We are using default on disk index (not in memory index), ElasticSearch is
run with ES_HEAP_SIZE=10g. Resident memory size of process are about 20g
when we see that problem. It looks like some direct buffer leak somewhere
in network layer.

Data set is about 104Gb of text, 2 nodes cluster. We are running only basic
text query searches (no faceting & etc), and we are using store
compression. Text uploader runs in 16 threads and uses bulk requests;
http.max_content_length: 500m

Maybe someone has idea what is wrong?

Maxim

--


(Shay Banon) #2

This failure comes from the networking library in failing to allocate direct memory for the networking buffers. Which version of elasticsearch are you using? Also, when you are indexing, are you using the bulk request? If so, are you controlling how big the bulk request is?

Last, how are you interacting with elasticsearch? I mean, the library that you use to issue HTTP requests.

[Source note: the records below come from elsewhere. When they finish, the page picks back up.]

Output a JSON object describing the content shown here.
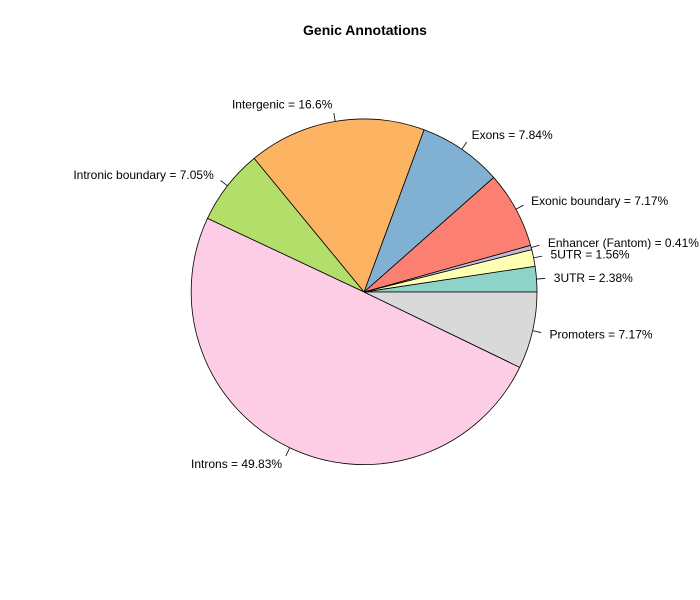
{
  "chart_data": {
    "type": "pie",
    "title": "Genic Annotations",
    "start_angle_deg": 0,
    "direction": "counterclockwise",
    "slices": [
      {
        "name": "3UTR",
        "value": 2.38,
        "color": "#8DD3C7",
        "label": "3UTR = 2.38%"
      },
      {
        "name": "5UTR",
        "value": 1.56,
        "color": "#FFFFB3",
        "label": "5UTR = 1.56%"
      },
      {
        "name": "Enhancer (Fantom)",
        "value": 0.41,
        "color": "#BEBADA",
        "label": "Enhancer (Fantom) = 0.41%"
      },
      {
        "name": "Exonic boundary",
        "value": 7.17,
        "color": "#FB8072",
        "label": "Exonic boundary = 7.17%"
      },
      {
        "name": "Exons",
        "value": 7.84,
        "color": "#80B1D3",
        "label": "Exons = 7.84%"
      },
      {
        "name": "Intergenic",
        "value": 16.6,
        "color": "#FDB462",
        "label": "Intergenic = 16.6%"
      },
      {
        "name": "Intronic boundary",
        "value": 7.05,
        "color": "#B3DE69",
        "label": "Intronic boundary = 7.05%"
      },
      {
        "name": "Introns",
        "value": 49.83,
        "color": "#FCCDE5",
        "label": "Introns = 49.83%"
      },
      {
        "name": "Promoters",
        "value": 7.17,
        "color": "#D9D9D9",
        "label": "Promoters = 7.17%"
      }
    ]
  }
}
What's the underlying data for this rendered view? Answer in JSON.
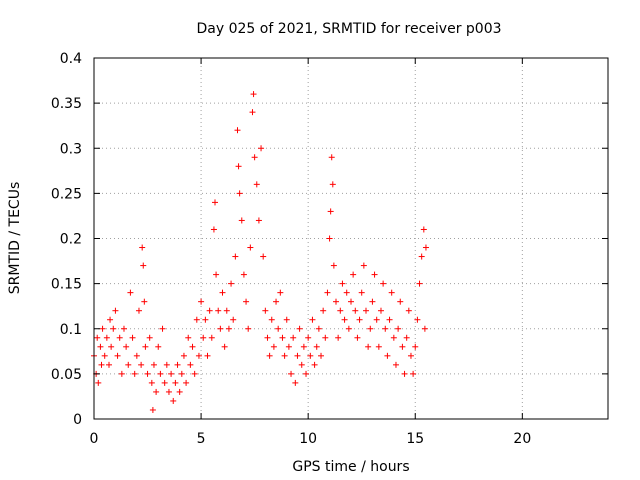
{
  "chart_data": {
    "type": "scatter",
    "title": "Day 025 of 2021, SRMTID for receiver p003",
    "xlabel": "GPS time / hours",
    "ylabel": "SRMTID / TECUs",
    "xlim": [
      0,
      24
    ],
    "ylim": [
      0,
      0.4
    ],
    "xticks": [
      0,
      5,
      10,
      15,
      20
    ],
    "xtick_labels": [
      "0",
      "5",
      "10",
      "15",
      "20"
    ],
    "yticks": [
      0,
      0.05,
      0.1,
      0.15,
      0.2,
      0.25,
      0.3,
      0.35,
      0.4
    ],
    "ytick_labels": [
      "0",
      "0.05",
      "0.1",
      "0.15",
      "0.2",
      "0.25",
      "0.3",
      "0.35",
      "0.4"
    ],
    "grid": true,
    "marker": "+",
    "color": "#ff0000",
    "series": [
      {
        "name": "SRMTID p003",
        "points": [
          [
            0.0,
            0.07
          ],
          [
            0.1,
            0.05
          ],
          [
            0.15,
            0.09
          ],
          [
            0.2,
            0.04
          ],
          [
            0.3,
            0.08
          ],
          [
            0.35,
            0.06
          ],
          [
            0.4,
            0.1
          ],
          [
            0.5,
            0.07
          ],
          [
            0.6,
            0.09
          ],
          [
            0.7,
            0.06
          ],
          [
            0.75,
            0.11
          ],
          [
            0.8,
            0.08
          ],
          [
            0.9,
            0.1
          ],
          [
            1.0,
            0.12
          ],
          [
            1.1,
            0.07
          ],
          [
            1.2,
            0.09
          ],
          [
            1.3,
            0.05
          ],
          [
            1.4,
            0.1
          ],
          [
            1.5,
            0.08
          ],
          [
            1.6,
            0.06
          ],
          [
            1.7,
            0.14
          ],
          [
            1.8,
            0.09
          ],
          [
            1.9,
            0.05
          ],
          [
            2.0,
            0.07
          ],
          [
            2.1,
            0.12
          ],
          [
            2.2,
            0.06
          ],
          [
            2.25,
            0.19
          ],
          [
            2.3,
            0.17
          ],
          [
            2.35,
            0.13
          ],
          [
            2.4,
            0.08
          ],
          [
            2.5,
            0.05
          ],
          [
            2.6,
            0.09
          ],
          [
            2.7,
            0.04
          ],
          [
            2.75,
            0.01
          ],
          [
            2.8,
            0.06
          ],
          [
            2.9,
            0.03
          ],
          [
            3.0,
            0.08
          ],
          [
            3.1,
            0.05
          ],
          [
            3.2,
            0.1
          ],
          [
            3.3,
            0.04
          ],
          [
            3.4,
            0.06
          ],
          [
            3.5,
            0.03
          ],
          [
            3.6,
            0.05
          ],
          [
            3.7,
            0.02
          ],
          [
            3.8,
            0.04
          ],
          [
            3.9,
            0.06
          ],
          [
            4.0,
            0.03
          ],
          [
            4.1,
            0.05
          ],
          [
            4.2,
            0.07
          ],
          [
            4.3,
            0.04
          ],
          [
            4.4,
            0.09
          ],
          [
            4.5,
            0.06
          ],
          [
            4.6,
            0.08
          ],
          [
            4.7,
            0.05
          ],
          [
            4.8,
            0.11
          ],
          [
            4.9,
            0.07
          ],
          [
            5.0,
            0.13
          ],
          [
            5.1,
            0.09
          ],
          [
            5.2,
            0.11
          ],
          [
            5.3,
            0.07
          ],
          [
            5.4,
            0.12
          ],
          [
            5.5,
            0.09
          ],
          [
            5.6,
            0.21
          ],
          [
            5.65,
            0.24
          ],
          [
            5.7,
            0.16
          ],
          [
            5.8,
            0.12
          ],
          [
            5.9,
            0.1
          ],
          [
            6.0,
            0.14
          ],
          [
            6.1,
            0.08
          ],
          [
            6.2,
            0.12
          ],
          [
            6.3,
            0.1
          ],
          [
            6.4,
            0.15
          ],
          [
            6.5,
            0.11
          ],
          [
            6.6,
            0.18
          ],
          [
            6.7,
            0.32
          ],
          [
            6.75,
            0.28
          ],
          [
            6.8,
            0.25
          ],
          [
            6.9,
            0.22
          ],
          [
            7.0,
            0.16
          ],
          [
            7.1,
            0.13
          ],
          [
            7.2,
            0.1
          ],
          [
            7.3,
            0.19
          ],
          [
            7.4,
            0.34
          ],
          [
            7.45,
            0.36
          ],
          [
            7.5,
            0.29
          ],
          [
            7.6,
            0.26
          ],
          [
            7.7,
            0.22
          ],
          [
            7.8,
            0.3
          ],
          [
            7.9,
            0.18
          ],
          [
            8.0,
            0.12
          ],
          [
            8.1,
            0.09
          ],
          [
            8.2,
            0.07
          ],
          [
            8.3,
            0.11
          ],
          [
            8.4,
            0.08
          ],
          [
            8.5,
            0.13
          ],
          [
            8.6,
            0.1
          ],
          [
            8.7,
            0.14
          ],
          [
            8.8,
            0.09
          ],
          [
            8.9,
            0.07
          ],
          [
            9.0,
            0.11
          ],
          [
            9.1,
            0.08
          ],
          [
            9.2,
            0.05
          ],
          [
            9.3,
            0.09
          ],
          [
            9.4,
            0.04
          ],
          [
            9.5,
            0.07
          ],
          [
            9.6,
            0.1
          ],
          [
            9.7,
            0.06
          ],
          [
            9.8,
            0.08
          ],
          [
            9.9,
            0.05
          ],
          [
            10.0,
            0.09
          ],
          [
            10.1,
            0.07
          ],
          [
            10.2,
            0.11
          ],
          [
            10.3,
            0.06
          ],
          [
            10.4,
            0.08
          ],
          [
            10.5,
            0.1
          ],
          [
            10.6,
            0.07
          ],
          [
            10.7,
            0.12
          ],
          [
            10.8,
            0.09
          ],
          [
            10.9,
            0.14
          ],
          [
            11.0,
            0.2
          ],
          [
            11.05,
            0.23
          ],
          [
            11.1,
            0.29
          ],
          [
            11.15,
            0.26
          ],
          [
            11.2,
            0.17
          ],
          [
            11.3,
            0.13
          ],
          [
            11.4,
            0.09
          ],
          [
            11.5,
            0.12
          ],
          [
            11.6,
            0.15
          ],
          [
            11.7,
            0.11
          ],
          [
            11.8,
            0.14
          ],
          [
            11.9,
            0.1
          ],
          [
            12.0,
            0.13
          ],
          [
            12.1,
            0.16
          ],
          [
            12.2,
            0.12
          ],
          [
            12.3,
            0.09
          ],
          [
            12.4,
            0.11
          ],
          [
            12.5,
            0.14
          ],
          [
            12.6,
            0.17
          ],
          [
            12.7,
            0.12
          ],
          [
            12.8,
            0.08
          ],
          [
            12.9,
            0.1
          ],
          [
            13.0,
            0.13
          ],
          [
            13.1,
            0.16
          ],
          [
            13.2,
            0.11
          ],
          [
            13.3,
            0.08
          ],
          [
            13.4,
            0.12
          ],
          [
            13.5,
            0.15
          ],
          [
            13.6,
            0.1
          ],
          [
            13.7,
            0.07
          ],
          [
            13.8,
            0.11
          ],
          [
            13.9,
            0.14
          ],
          [
            14.0,
            0.09
          ],
          [
            14.1,
            0.06
          ],
          [
            14.2,
            0.1
          ],
          [
            14.3,
            0.13
          ],
          [
            14.4,
            0.08
          ],
          [
            14.5,
            0.05
          ],
          [
            14.6,
            0.09
          ],
          [
            14.7,
            0.12
          ],
          [
            14.8,
            0.07
          ],
          [
            14.9,
            0.05
          ],
          [
            15.0,
            0.08
          ],
          [
            15.1,
            0.11
          ],
          [
            15.2,
            0.15
          ],
          [
            15.3,
            0.18
          ],
          [
            15.4,
            0.21
          ],
          [
            15.5,
            0.19
          ],
          [
            15.45,
            0.1
          ]
        ]
      }
    ]
  }
}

On Oct 11, 2012, at 12:59 AM, Maxim Valyanskiy max.valjanski@gmail.com wrote:

Hello!

We are running performance benchmark on ElasticSearch and after a while we see following out of memory exception:

[2012-10-10 17:00:19,728][WARN ][http.netty ] [welsung] Caught exception while handling client http traffic, closing connection [id: 0x522b2996, /0:0:0:0:0:0:0:1:38110 :> /0:0:0:0:0:0:0:1:9200]
java.lang.OutOfMemoryError: Direct buffer memory
at java.nio.Bits.reserveMemory(Bits.java:658)
at java.nio.DirectByteBuffer.(DirectByteBuffer.java:123)
at java.nio.ByteBuffer.allocateDirect(ByteBuffer.java:306)
at sun.nio.ch.Util.getTemporaryDirectBuffer(Util.java:174)
at sun.nio.ch.IOUtil.write(IOUtil.java:53)
at sun.nio.ch.SocketChannelImpl.write(SocketChannelImpl.java:450)
at org.elasticsearch.common.netty.channel.socket.nio.SocketSendBufferPool$UnpooledSendBuffer.transferTo(SocketSendBufferPool.java:205)
at org.elasticsearch.common.netty.channel.socket.nio.AbstractNioWorker.write0(AbstractNioWorker.java:494)
at org.elasticsearch.common.netty.channel.socket.nio.AbstractNioWorker.writeFromTaskLoop(AbstractNioWorker.java:449)
at org.elasticsearch.common.netty.channel.socket.nio.AbstractNioChannel$WriteTask.run(AbstractNioChannel.java:342)
at org.elasticsearch.common.netty.channel.socket.nio.AbstractNioWorker.processWriteTaskQueue(AbstractNioWorker.java:367)
at org.elasticsearch.common.netty.channel.socket.nio.AbstractNioWorker.run(AbstractNioWorker.java:260)
at org.elasticsearch.common.netty.channel.socket.nio.NioWorker.run(NioWorker.java:35)
at org.elasticsearch.common.netty.util.ThreadRenamingRunnable.run(ThreadRenamingRunnable.java:102)
at org.elasticsearch.common.netty.util.internal.DeadLockProofWorker$1.run(DeadLockProofWorker.java:42)
at java.util.concurrent.ThreadPoolExecutor.runWorker(ThreadPoolExecutor.java:1110)
at java.util.concurrent.ThreadPoolExecutor$Worker.run(ThreadPoolExecutor.java:603)
at java.lang.Thread.run(Thread.java:722)
[2012-10-10 17:00:36,260][WARN ][http.netty ] [welsung] Caught exception while handling client http traffic, closing connection [id: 0x6de387f9, /0:0:0:0:0:0:0:1:38112 :> /0:0:0:0:0:0:0:1:9200]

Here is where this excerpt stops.